Oui, l'État savait, indéniablement. J'ai dans mes dossiers le rapport d'un colonel adressé au ministère de défense en 1959, qui décrit les essais nucléaires, notamment américains. Certes, en 1959, toutes les données exactes n'étaient pas nécessairement disponibles. Il ne faut pas oublier que les Américains ont également dissimulé un certain nombre d'informations, comme le passage des troupes sous les retombées radioactives. Mais quoi qu'il en soit, l'État ne pouvait l'ignorait.
Les Mémoires du général Ailleret, qui a commandé les premiers essais nucléaires au Sahara décrivent en toutes lettres les dégâts qu'ils avaient occasionnés. Il ne faut pas non plus oublier que c'est uniquement par voie de justice que nous avons obtenu l'accès aux archives en 2013, grâce au travail que nous avons mené avec nos avocats. Ces archives nous ont toutes été envoyées en vrac, par carton. Nous les avons ensuite numérisées sous la forme de trois CD-rom : le premier était destiné à l'association Moruroa e tatou, le deuxième à l'Aven et le troisième est resté au Centre de recherche de la paix et des conflits (CDRPC) à Lyon. C'est à partir de ces archives que Tomas Statius et Sébastien Philippe ont pu ainsi écrire leur livre Toxique. Pour être sûr de son fait, Tomas Statius est d'ailleurs venu passer quarante-huit heures chez moi, pour comparer ses archives avec les miennes.
S'agissant de votre autre question, nous ne suivions pas de visites médicales particulières à l'occasion des tirs ; les seules visites se déroulaient au moment de l'embarquement et du débarquement. En ce qui me concerne, j'ai navigué pendant dix ans et effectué plusieurs campagnes. J'avais dix-sept ans quand je me suis engagé et que je suis parti en Polynésie ; c'était le rêve à cet âge-là, et je dois reconnaître que pour moi, j'allais voir les vahinés.
Pour les autres campagnes, j'ai pu être alerté par la marine de ce certains risques, par exemple dans les Mascareignes dans les années 1975, qui se sont concrétisées notamment par l'évacuation de Diego Suarez et l'indépendance des Comores.
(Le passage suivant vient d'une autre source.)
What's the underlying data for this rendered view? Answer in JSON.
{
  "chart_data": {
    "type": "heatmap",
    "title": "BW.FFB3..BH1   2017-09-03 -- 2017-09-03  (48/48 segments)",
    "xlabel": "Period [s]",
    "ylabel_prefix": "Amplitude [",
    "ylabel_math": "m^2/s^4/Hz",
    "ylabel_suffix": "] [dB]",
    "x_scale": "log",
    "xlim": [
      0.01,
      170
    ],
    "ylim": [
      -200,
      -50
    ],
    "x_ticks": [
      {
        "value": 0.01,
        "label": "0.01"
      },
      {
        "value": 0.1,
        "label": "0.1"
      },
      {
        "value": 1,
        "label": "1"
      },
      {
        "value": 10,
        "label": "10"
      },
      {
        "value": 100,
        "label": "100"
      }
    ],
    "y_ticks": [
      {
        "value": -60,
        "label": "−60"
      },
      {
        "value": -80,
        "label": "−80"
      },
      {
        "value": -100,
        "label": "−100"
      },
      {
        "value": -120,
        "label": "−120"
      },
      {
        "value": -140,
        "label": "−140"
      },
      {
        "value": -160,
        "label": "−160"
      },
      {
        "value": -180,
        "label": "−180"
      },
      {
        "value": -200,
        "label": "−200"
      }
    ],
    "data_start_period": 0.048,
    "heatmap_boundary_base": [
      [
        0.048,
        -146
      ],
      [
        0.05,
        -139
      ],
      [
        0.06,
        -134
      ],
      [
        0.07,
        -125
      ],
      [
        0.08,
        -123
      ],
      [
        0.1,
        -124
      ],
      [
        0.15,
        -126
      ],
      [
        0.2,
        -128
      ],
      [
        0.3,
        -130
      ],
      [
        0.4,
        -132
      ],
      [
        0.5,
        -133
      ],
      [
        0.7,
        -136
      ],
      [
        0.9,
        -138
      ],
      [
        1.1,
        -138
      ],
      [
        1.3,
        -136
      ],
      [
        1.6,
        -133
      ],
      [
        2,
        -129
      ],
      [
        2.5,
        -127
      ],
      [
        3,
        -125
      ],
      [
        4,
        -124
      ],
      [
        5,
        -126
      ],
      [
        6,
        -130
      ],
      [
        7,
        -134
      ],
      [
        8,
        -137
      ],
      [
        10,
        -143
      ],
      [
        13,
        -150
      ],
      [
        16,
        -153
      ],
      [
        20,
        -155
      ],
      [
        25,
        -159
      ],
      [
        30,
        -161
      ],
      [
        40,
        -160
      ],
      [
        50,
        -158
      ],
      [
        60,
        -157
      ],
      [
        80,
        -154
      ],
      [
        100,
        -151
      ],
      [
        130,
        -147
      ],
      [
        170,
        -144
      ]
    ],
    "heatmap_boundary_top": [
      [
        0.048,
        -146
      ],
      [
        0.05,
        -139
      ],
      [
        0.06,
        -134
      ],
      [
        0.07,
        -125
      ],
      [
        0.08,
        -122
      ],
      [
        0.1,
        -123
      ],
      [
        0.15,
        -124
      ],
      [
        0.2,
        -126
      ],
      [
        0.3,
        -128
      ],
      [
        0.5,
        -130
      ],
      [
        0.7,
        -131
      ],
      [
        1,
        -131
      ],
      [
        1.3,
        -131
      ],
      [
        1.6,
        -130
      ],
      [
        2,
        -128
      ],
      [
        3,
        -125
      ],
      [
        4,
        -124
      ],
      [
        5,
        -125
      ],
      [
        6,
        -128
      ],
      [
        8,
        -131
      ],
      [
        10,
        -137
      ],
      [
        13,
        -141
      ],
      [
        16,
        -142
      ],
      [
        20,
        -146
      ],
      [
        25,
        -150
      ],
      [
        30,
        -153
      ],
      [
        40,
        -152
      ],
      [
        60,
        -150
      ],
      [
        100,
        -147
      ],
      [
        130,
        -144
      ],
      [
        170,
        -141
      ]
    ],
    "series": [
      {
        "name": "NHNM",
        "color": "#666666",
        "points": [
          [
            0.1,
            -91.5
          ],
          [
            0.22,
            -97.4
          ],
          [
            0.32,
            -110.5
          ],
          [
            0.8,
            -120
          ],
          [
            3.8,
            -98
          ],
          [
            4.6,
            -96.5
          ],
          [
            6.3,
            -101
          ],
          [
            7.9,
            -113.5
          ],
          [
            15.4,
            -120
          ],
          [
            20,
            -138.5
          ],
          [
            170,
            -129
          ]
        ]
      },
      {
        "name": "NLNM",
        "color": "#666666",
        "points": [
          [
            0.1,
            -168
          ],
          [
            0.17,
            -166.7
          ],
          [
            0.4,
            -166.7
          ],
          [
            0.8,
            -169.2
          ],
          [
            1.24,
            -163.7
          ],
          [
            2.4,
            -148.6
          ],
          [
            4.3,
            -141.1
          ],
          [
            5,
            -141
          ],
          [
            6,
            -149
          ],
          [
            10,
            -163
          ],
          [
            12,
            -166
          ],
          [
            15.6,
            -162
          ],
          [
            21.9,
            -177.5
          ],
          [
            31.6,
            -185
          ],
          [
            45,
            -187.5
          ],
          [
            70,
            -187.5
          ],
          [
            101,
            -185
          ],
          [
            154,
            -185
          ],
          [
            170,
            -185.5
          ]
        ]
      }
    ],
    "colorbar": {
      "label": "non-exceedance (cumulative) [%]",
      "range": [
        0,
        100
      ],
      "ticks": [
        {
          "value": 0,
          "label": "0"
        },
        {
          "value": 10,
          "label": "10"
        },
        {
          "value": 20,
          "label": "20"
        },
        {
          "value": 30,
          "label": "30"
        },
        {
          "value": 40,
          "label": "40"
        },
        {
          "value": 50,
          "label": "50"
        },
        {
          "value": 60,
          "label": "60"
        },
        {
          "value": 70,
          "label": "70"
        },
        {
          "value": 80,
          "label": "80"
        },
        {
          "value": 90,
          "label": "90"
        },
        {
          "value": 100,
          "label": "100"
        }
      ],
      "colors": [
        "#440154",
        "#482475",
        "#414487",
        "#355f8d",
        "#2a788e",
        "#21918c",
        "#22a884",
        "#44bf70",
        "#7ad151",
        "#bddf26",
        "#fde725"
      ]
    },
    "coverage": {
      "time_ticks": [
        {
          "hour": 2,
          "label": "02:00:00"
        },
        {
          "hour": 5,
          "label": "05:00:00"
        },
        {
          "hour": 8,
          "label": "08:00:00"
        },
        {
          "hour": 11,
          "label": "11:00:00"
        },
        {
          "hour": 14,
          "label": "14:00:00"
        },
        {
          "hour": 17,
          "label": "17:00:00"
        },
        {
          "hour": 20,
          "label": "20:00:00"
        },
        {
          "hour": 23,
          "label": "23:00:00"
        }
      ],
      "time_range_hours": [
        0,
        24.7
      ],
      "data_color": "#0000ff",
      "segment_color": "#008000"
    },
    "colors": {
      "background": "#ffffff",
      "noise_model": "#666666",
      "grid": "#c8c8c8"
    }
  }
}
J'ai également été averti des risques lorsque je m'étais porté volontaire pour aller au Liban ou lorsque j'ai réalisé pendant trois ans des missions d'assistance et de sauvetage à la mer, quand j'embarquais sur le remorqueur de haute mer.
En revanche, aucun risque ne nous a été mentionné quand nous sommes allés en Polynésie.